Only now did Tylar note the reek hidden beneath the decay of leaf and a heavy dampness to the air. Details grew as his eyes adjusted to the gloom. To either side, he noted more burdened stakes.
Aghast, he backed a step toward the ship.
The mists slowly rose, swirling back up. Bits of dust and dried grass drifted down, cast high by their hard landing. The view opened. Tylar remembered the strange bristling he had noted as they fell out of the sky. He now understood what he had glimpsed. Climbing up the slopes in widening rings were hundreds of stakes.
All bearing aloft their ripe and rotted fruit.
“No…” Tylar mumbled.
This was far worse than any uncontested fire. A ravening darkness shadowed this realm fully. He recalled Rogger’s story of tanglebriar. He stared at the field of sharpened stakes. Seersong had indeed taken root-and here was the thorny growth that sprouted from that seed.
“Her own people,” Krevan said in disgust.
In step, both men retreated toward the flippercraft.
Then Tylar heard a whistling to the air. Flashes drew his eyes up. Streaks of flame shot through the mists like trailing stars in the night. They arced out from the shrouded forest, climbing high, then angled back downward. Score upon score blazed through the murky clouds.
“Arrows,” Krevan said, twisting to grab Tylar’s shoulder and pull him toward the flippercraft.
Too late.
Fire fell out of the sky and pummeled the flippercraft lying at the bottom of the sea of mist. The impacts sounded like hail on a wooden roof. But it was flame, not ice, that rained down upon the beached flippercraft. Not a single arrow missed its target.
Shouts arose from inside the ship.
But before Tylar could even call to the others, a second volley of flaming arrows filled the sky with their streaking brilliance.
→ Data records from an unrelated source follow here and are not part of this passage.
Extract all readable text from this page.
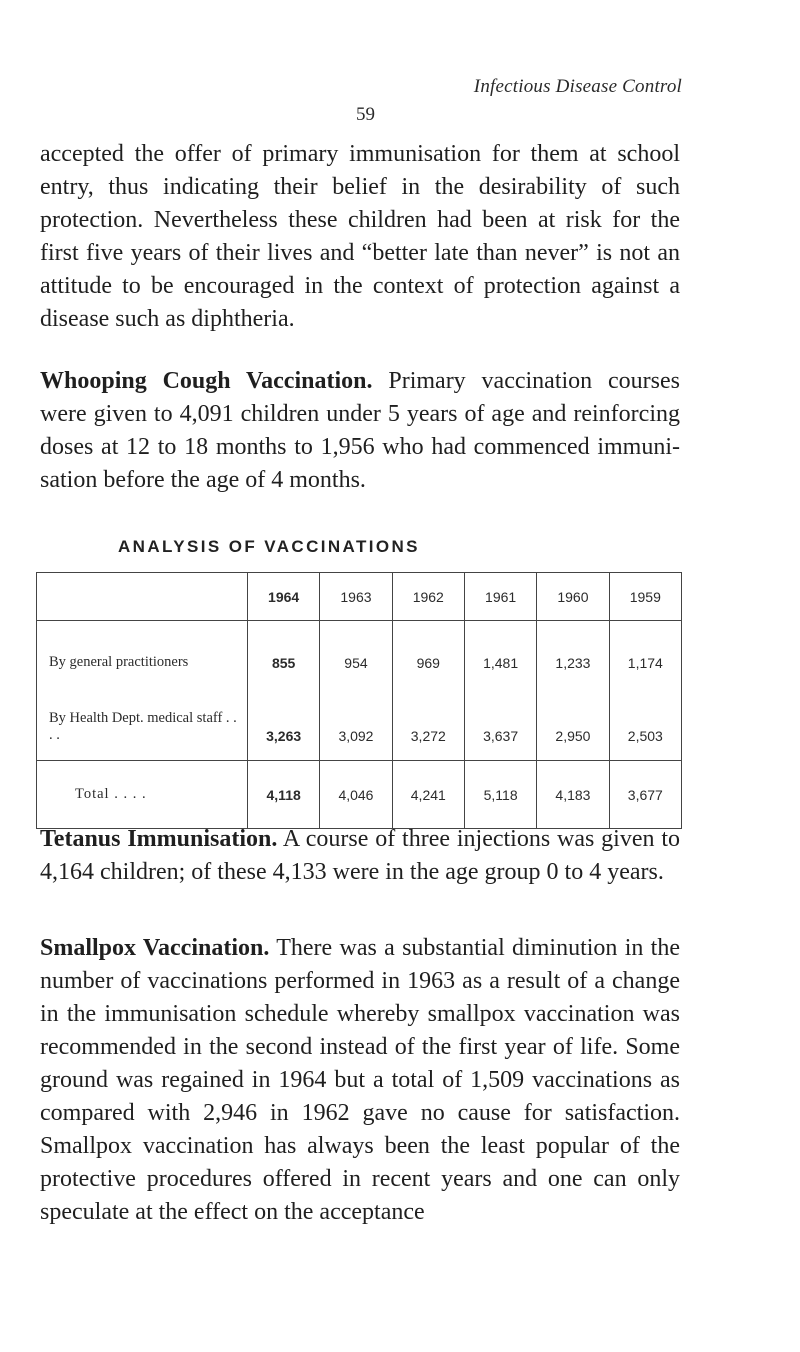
Infectious Disease Control
59

accepted the offer of primary immunisation for them at school entry, thus indicating their belief in the desirability of such protection. Nevertheless these children had been at risk for the first five years of their lives and “better late than never” is not an attitude to be encouraged in the context of protection against a disease such as diphtheria.

Whooping Cough Vaccination. Primary vaccination courses were given to 4,091 children under 5 years of age and reinforcing doses at 12 to 18 months to 1,956 who had commenced immuni- sation before the age of 4 months.

ANALYSIS OF VACCINATIONS
	1964	1963	1962	1961	1960	1959
By general practitioners	855	954	969	1,481	1,233	1,174
By Health Dept. medical staff . . . .	3,263	3,092	3,272	3,637	2,950	2,503
Total . . . .	4,118	4,046	4,241	5,118	4,183	3,677

Tetanus Immunisation. A course of three injections was given to 4,164 children; of these 4,133 were in the age group 0 to 4 years.

Smallpox Vaccination. There was a substantial diminution in the number of vaccinations performed in 1963 as a result of a change in the immunisation schedule whereby smallpox vaccination was recommended in the second instead of the first year of life. Some ground was regained in 1964 but a total of 1,509 vaccinations as compared with 2,946 in 1962 gave no cause for satisfaction. Smallpox vaccination has always been the least popular of the protective procedures offered in recent years and one can only speculate at the effect on the acceptance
A moment later, amid the shocked cries of the others, another round of flame beat down upon the back of the craft, already aflame.
Again, not an arrow fell astray.
If it was madness that truly ruled here, it had honed its marksmanship.
The fires spread rapidly, sped by some alchemy imbued in the oil of the arrows. Flames ran like fiery snakes across the hull.
“Get the others out,” Tylar ordered Krevan. There was no use attempting to escape by air. The flippercraft would burn down to its mekanicals by the time they cleared the mists.
Unless he did something about it.
Tylar wiped his brow, then slid out a dagger. He drew its edge across his palm and drew a fiery line of blood.
Sweat to imbue, and blood to open the way.
He would fight the flames with his own humours. He pictured ice, as frigid as the cold that had stolen Eylan from them. He built the blessing in his bloody palm, prepared to use his sweat to cast it upon the craft. He would freeze the flames from his ship.